Mining counties have higher death rates, study says
CHARLESTON, W.Va. -- Residents in the coal-mining communities of West Virginia suffer higher overall death rates than non-mining areas of Appalachia, according to a new University of Pittsburgh study made public Wednesday.
The study, conducted as part of a coal industry-funded project, confirms some of the findings of West Virginia University research. However, authors of the new paper said their findings do not point as squarely at mining as a potential cause for increased coalfield mortality rates -- at least not yet.
"More studies will be needed to understand the complex interactions of environmental factors, personal behaviors and other risks to determine the extent coal mining plays in elevating mortality rates," said lead author Jeanine Buchanich, deputy director of epidemiology at the Pitt Public Health Center for Occupational Biostatics and Epidemiology.
Buchanich and her colleagues matched 31 West Virginia coal-mining counties to non-coal mining counties with comparable family income. The non-coal mining counties were in Appalachia, but not all of them were in West Virginia.
The study then compared cancer mortality rate data from 1950 through 2007 and non-cancer death rates from 1960 to 2007.
Among the findings:
• Higher rates of mortality in coal-mining counties compared to non-coal mining counties for total mortality, and all cancer, respiratory cancer, diabetes and heart-disease mortality.
• Higher rates of mortality in non-coal mining counties for kidney cancer and stroke.
• Higher rates of non-cancer respiratory disease mortality among males, but not females, in coal-mining counties, perhaps indicative of occupational diseases such as black lung.
A briefing on the study's results was posted online Wednesday by the Virginia Tech-based Appalachian Research Initiative for Environmental Science, or ARIES, project.
Coal companies including Alpha Natural Resources, Arch Coal and Patriot Coal have contributed $15 million to ARIES to fund regional university research on coal's impacts, in response to federal government regulatory efforts and WVU studies that found residents living near mountaintop removal mines face increased risks of serious health effects.
Pitt public relations officials distributed more complete details of the new study, and the authors are scheduled to speak next month during a four-day ARIES meeting in Charleston.

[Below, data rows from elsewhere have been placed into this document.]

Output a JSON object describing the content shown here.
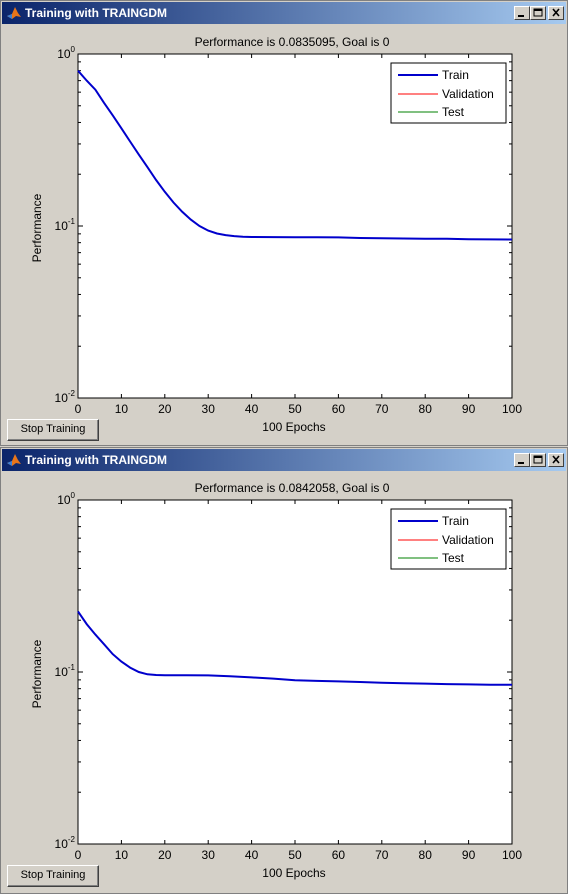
{
  "windows": [
    {
      "title": "Training with TRAINGDM",
      "plot_title": "Performance is 0.0835095, Goal is 0",
      "xlabel": "100 Epochs",
      "ylabel": "Performance",
      "legend": [
        "Train",
        "Validation",
        "Test"
      ],
      "stop_label": "Stop Training"
    },
    {
      "title": "Training with TRAINGDM",
      "plot_title": "Performance is 0.0842058, Goal is 0",
      "xlabel": "100 Epochs",
      "ylabel": "Performance",
      "legend": [
        "Train",
        "Validation",
        "Test"
      ],
      "stop_label": "Stop Training"
    }
  ],
  "colors": {
    "train": "#0000cc",
    "validation": "#ff0000",
    "test": "#008000",
    "title_bar_start": "#0a246a",
    "title_bar_end": "#a6caf0",
    "face": "#d4d0c8"
  },
  "icons": {
    "app": "matlab-logo-icon",
    "minimize": "minimize-icon",
    "maximize": "maximize-icon",
    "close": "close-icon"
  },
  "chart_data": [
    {
      "type": "line",
      "title": "Performance is 0.0835095, Goal is 0",
      "xlabel": "100 Epochs",
      "ylabel": "Performance",
      "yscale": "log",
      "xlim": [
        0,
        100
      ],
      "ylim": [
        0.01,
        1
      ],
      "x_ticks": [
        "0",
        "10",
        "20",
        "30",
        "40",
        "50",
        "60",
        "70",
        "80",
        "90",
        "100"
      ],
      "y_ticks": [
        "10^-2",
        "10^-1",
        "10^0"
      ],
      "legend_position": "top-right",
      "series": [
        {
          "name": "Train",
          "x": [
            0,
            2,
            4,
            6,
            8,
            10,
            12,
            14,
            16,
            18,
            20,
            22,
            24,
            26,
            28,
            30,
            32,
            34,
            36,
            38,
            40,
            45,
            50,
            55,
            60,
            65,
            70,
            75,
            80,
            85,
            90,
            95,
            100
          ],
          "y": [
            0.8,
            0.7,
            0.62,
            0.52,
            0.44,
            0.37,
            0.31,
            0.26,
            0.22,
            0.185,
            0.158,
            0.137,
            0.121,
            0.109,
            0.1,
            0.094,
            0.0905,
            0.0885,
            0.0873,
            0.0866,
            0.0863,
            0.0862,
            0.0861,
            0.086,
            0.0858,
            0.0852,
            0.0848,
            0.0846,
            0.0844,
            0.0843,
            0.0838,
            0.0836,
            0.0835
          ]
        },
        {
          "name": "Validation",
          "x": [],
          "y": []
        },
        {
          "name": "Test",
          "x": [],
          "y": []
        }
      ]
    },
    {
      "type": "line",
      "title": "Performance is 0.0842058, Goal is 0",
      "xlabel": "100 Epochs",
      "ylabel": "Performance",
      "yscale": "log",
      "xlim": [
        0,
        100
      ],
      "ylim": [
        0.01,
        1
      ],
      "x_ticks": [
        "0",
        "10",
        "20",
        "30",
        "40",
        "50",
        "60",
        "70",
        "80",
        "90",
        "100"
      ],
      "y_ticks": [
        "10^-2",
        "10^-1",
        "10^0"
      ],
      "legend_position": "top-right",
      "series": [
        {
          "name": "Train",
          "x": [
            0,
            2,
            4,
            6,
            8,
            10,
            12,
            14,
            16,
            18,
            20,
            25,
            30,
            35,
            40,
            45,
            50,
            55,
            60,
            65,
            70,
            75,
            80,
            85,
            90,
            95,
            100
          ],
          "y": [
            0.225,
            0.19,
            0.165,
            0.145,
            0.127,
            0.115,
            0.106,
            0.1,
            0.097,
            0.096,
            0.0958,
            0.0957,
            0.0955,
            0.0945,
            0.093,
            0.0915,
            0.0895,
            0.0888,
            0.0882,
            0.0875,
            0.0866,
            0.086,
            0.0856,
            0.0851,
            0.0847,
            0.0844,
            0.0842
          ]
        },
        {
          "name": "Validation",
          "x": [],
          "y": []
        },
        {
          "name": "Test",
          "x": [],
          "y": []
        }
      ]
    }
  ]
}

Results of the Pitt study also will be included in the peer-reviewed proceedings of that ARIES meeting, which are being published in conjunction with the Society for Mining, Metallurgy and Exploration.
Over the past five years, WVU researcher Michael Hendryx and various co-authors have published peer-reviewed studies examining possible links between mountaintop removal and various illnesses.

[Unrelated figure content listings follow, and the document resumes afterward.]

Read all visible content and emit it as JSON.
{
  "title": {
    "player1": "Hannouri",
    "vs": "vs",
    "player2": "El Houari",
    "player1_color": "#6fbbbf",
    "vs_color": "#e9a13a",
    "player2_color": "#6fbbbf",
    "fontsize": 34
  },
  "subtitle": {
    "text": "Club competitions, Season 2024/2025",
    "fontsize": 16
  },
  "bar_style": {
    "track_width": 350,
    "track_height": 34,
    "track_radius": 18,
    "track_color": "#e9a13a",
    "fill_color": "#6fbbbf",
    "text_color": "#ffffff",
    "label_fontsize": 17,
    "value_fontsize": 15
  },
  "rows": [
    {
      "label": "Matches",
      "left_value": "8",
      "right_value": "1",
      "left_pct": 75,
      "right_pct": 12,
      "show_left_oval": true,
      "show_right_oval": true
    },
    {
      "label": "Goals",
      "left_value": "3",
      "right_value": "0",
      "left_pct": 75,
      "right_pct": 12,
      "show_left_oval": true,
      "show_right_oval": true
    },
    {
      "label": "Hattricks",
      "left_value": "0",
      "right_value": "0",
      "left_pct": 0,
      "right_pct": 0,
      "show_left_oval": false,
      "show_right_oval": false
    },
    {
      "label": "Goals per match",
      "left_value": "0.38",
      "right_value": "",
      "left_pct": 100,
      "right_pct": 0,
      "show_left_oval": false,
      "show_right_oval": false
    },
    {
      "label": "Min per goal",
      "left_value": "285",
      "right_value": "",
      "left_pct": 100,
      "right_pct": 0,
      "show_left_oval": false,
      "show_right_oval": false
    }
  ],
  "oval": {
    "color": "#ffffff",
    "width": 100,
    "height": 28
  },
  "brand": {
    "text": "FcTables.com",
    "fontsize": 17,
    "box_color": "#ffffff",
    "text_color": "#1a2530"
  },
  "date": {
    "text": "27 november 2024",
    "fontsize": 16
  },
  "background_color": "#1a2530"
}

The work has linked health and coal-mining data to show, among other things, that residents near mining face a greater risk of cancer, birth defects and premature deaths. Environmental groups have not funded Hendryx, but those groups have seized on his findings to argue that mountaintop removal isn't just an issue about mining's effects on salamanders, mayflies or isolated mountain streams.
Buchanich and her colleagues say in their study, "The categories in which we found excesses [in mortality rates] are arguably heavily influenced by personal behaviors and risk factors, including heart disease and lung cancer.

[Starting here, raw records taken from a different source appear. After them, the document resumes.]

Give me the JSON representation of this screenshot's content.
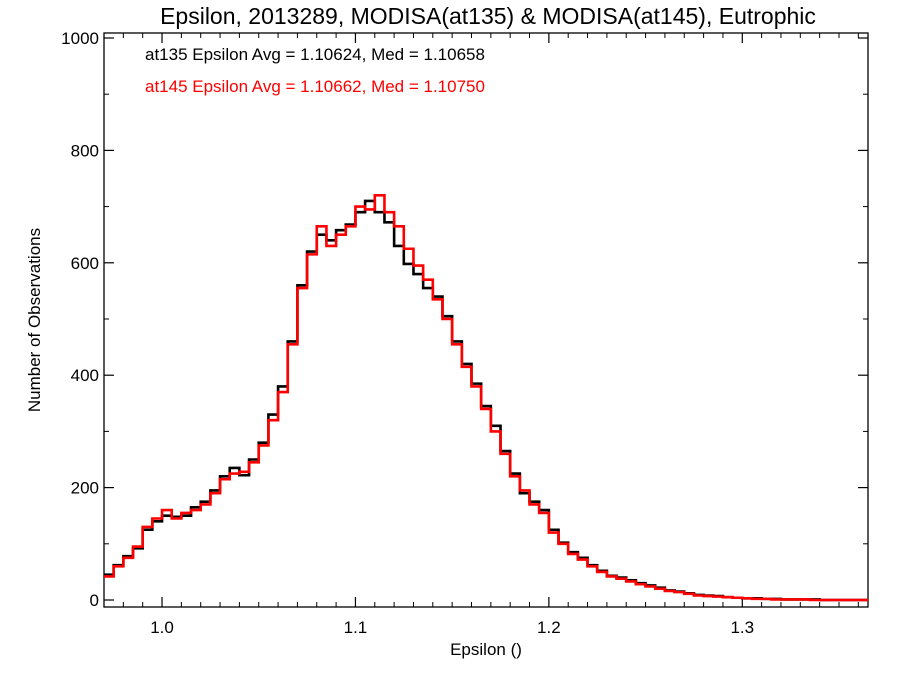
{
  "chart_data": {
    "type": "histogram",
    "title": "Epsilon, 2013289, MODISA(at135) & MODISA(at145), Eutrophic",
    "xlabel": "Epsilon ()",
    "ylabel": "Number of Observations",
    "xlim": [
      0.97,
      1.365
    ],
    "ylim": [
      0,
      1000
    ],
    "x_ticks": [
      1.0,
      1.1,
      1.2,
      1.3
    ],
    "x_tick_labels": [
      "1.0",
      "1.1",
      "1.2",
      "1.3"
    ],
    "y_ticks": [
      0,
      200,
      400,
      600,
      800,
      1000
    ],
    "y_tick_labels": [
      "0",
      "200",
      "400",
      "600",
      "800",
      "1000"
    ],
    "grid": false,
    "annotations": [
      {
        "text": "at135 Epsilon Avg = 1.10624, Med = 1.10658",
        "color": "#000000"
      },
      {
        "text": "at145 Epsilon Avg = 1.10662, Med = 1.10750",
        "color": "#ff0000"
      }
    ],
    "series": [
      {
        "color": "#000000",
        "x": [
          0.97,
          0.975,
          0.98,
          0.985,
          0.99,
          0.995,
          1.0,
          1.005,
          1.01,
          1.015,
          1.02,
          1.025,
          1.03,
          1.035,
          1.04,
          1.045,
          1.05,
          1.055,
          1.06,
          1.065,
          1.07,
          1.075,
          1.08,
          1.085,
          1.09,
          1.095,
          1.1,
          1.105,
          1.11,
          1.115,
          1.12,
          1.125,
          1.13,
          1.135,
          1.14,
          1.145,
          1.15,
          1.155,
          1.16,
          1.165,
          1.17,
          1.175,
          1.18,
          1.185,
          1.19,
          1.195,
          1.2,
          1.205,
          1.21,
          1.215,
          1.22,
          1.225,
          1.23,
          1.235,
          1.24,
          1.245,
          1.25,
          1.255,
          1.26,
          1.265,
          1.27,
          1.275,
          1.28,
          1.285,
          1.29,
          1.295,
          1.3,
          1.305,
          1.31,
          1.315,
          1.32,
          1.325,
          1.33,
          1.335,
          1.34,
          1.345,
          1.35,
          1.355,
          1.36
        ],
        "y": [
          45,
          62,
          78,
          92,
          125,
          140,
          150,
          148,
          150,
          165,
          175,
          195,
          220,
          235,
          222,
          250,
          280,
          330,
          380,
          460,
          560,
          620,
          650,
          640,
          658,
          668,
          690,
          710,
          690,
          672,
          630,
          598,
          580,
          555,
          540,
          505,
          460,
          420,
          385,
          345,
          310,
          265,
          225,
          190,
          175,
          160,
          125,
          102,
          85,
          75,
          62,
          52,
          43,
          40,
          35,
          30,
          26,
          22,
          17,
          15,
          12,
          9,
          8,
          7,
          5,
          4,
          3,
          3,
          2,
          2,
          1,
          1,
          1,
          1,
          0,
          0,
          0,
          0,
          0
        ]
      },
      {
        "color": "#ff0000",
        "x": [
          0.97,
          0.975,
          0.98,
          0.985,
          0.99,
          0.995,
          1.0,
          1.005,
          1.01,
          1.015,
          1.02,
          1.025,
          1.03,
          1.035,
          1.04,
          1.045,
          1.05,
          1.055,
          1.06,
          1.065,
          1.07,
          1.075,
          1.08,
          1.085,
          1.09,
          1.095,
          1.1,
          1.105,
          1.11,
          1.115,
          1.12,
          1.125,
          1.13,
          1.135,
          1.14,
          1.145,
          1.15,
          1.155,
          1.16,
          1.165,
          1.17,
          1.175,
          1.18,
          1.185,
          1.19,
          1.195,
          1.2,
          1.205,
          1.21,
          1.215,
          1.22,
          1.225,
          1.23,
          1.235,
          1.24,
          1.245,
          1.25,
          1.255,
          1.26,
          1.265,
          1.27,
          1.275,
          1.28,
          1.285,
          1.29,
          1.295,
          1.3,
          1.305,
          1.31,
          1.315,
          1.32,
          1.325,
          1.33,
          1.335,
          1.34,
          1.345,
          1.35,
          1.355,
          1.36
        ],
        "y": [
          42,
          60,
          75,
          95,
          130,
          145,
          160,
          145,
          155,
          160,
          170,
          190,
          215,
          225,
          228,
          245,
          275,
          320,
          370,
          455,
          555,
          615,
          665,
          630,
          650,
          665,
          700,
          695,
          720,
          690,
          665,
          625,
          595,
          570,
          535,
          500,
          455,
          415,
          380,
          340,
          300,
          260,
          220,
          195,
          170,
          155,
          120,
          100,
          82,
          72,
          60,
          50,
          42,
          38,
          33,
          28,
          24,
          20,
          16,
          14,
          11,
          8,
          7,
          6,
          5,
          4,
          3,
          2,
          2,
          1,
          1,
          1,
          1,
          0,
          0,
          0,
          0,
          0,
          0
        ]
      }
    ]
  }
}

"We were not able to control for personal risk factors in these analyses, including no control for confounding by smoking for causes of death highly affected by smoking, such as heart disease and respiratory system cancer," the new study said.
In an interview Wednesday, Hendryx noted that his research has controlled for a variety of other possible factors, including smoking, poverty and educational level, and still found increased mortality and illness rates in Appalachian mining communities.
Also, Hendryx noted, the Pitt researchers said that further study should be performed to look more closely at the amount of coal mined and the type of mining -- analyses that Hendryx and his co-authors have already done in their work.
"We have measured mining, generally, by looking at mining over all years covered by the study, and also examined not just presence/absence of mining but mining defined by amounts measured in tons, and by [mountaintop removal] versus other mining," Hendryx said. "We have found health effects to be strongest in areas where mining is heaviest, and in areas where [mountaintop removal] is practiced, and those distinctions will be lost in their paper."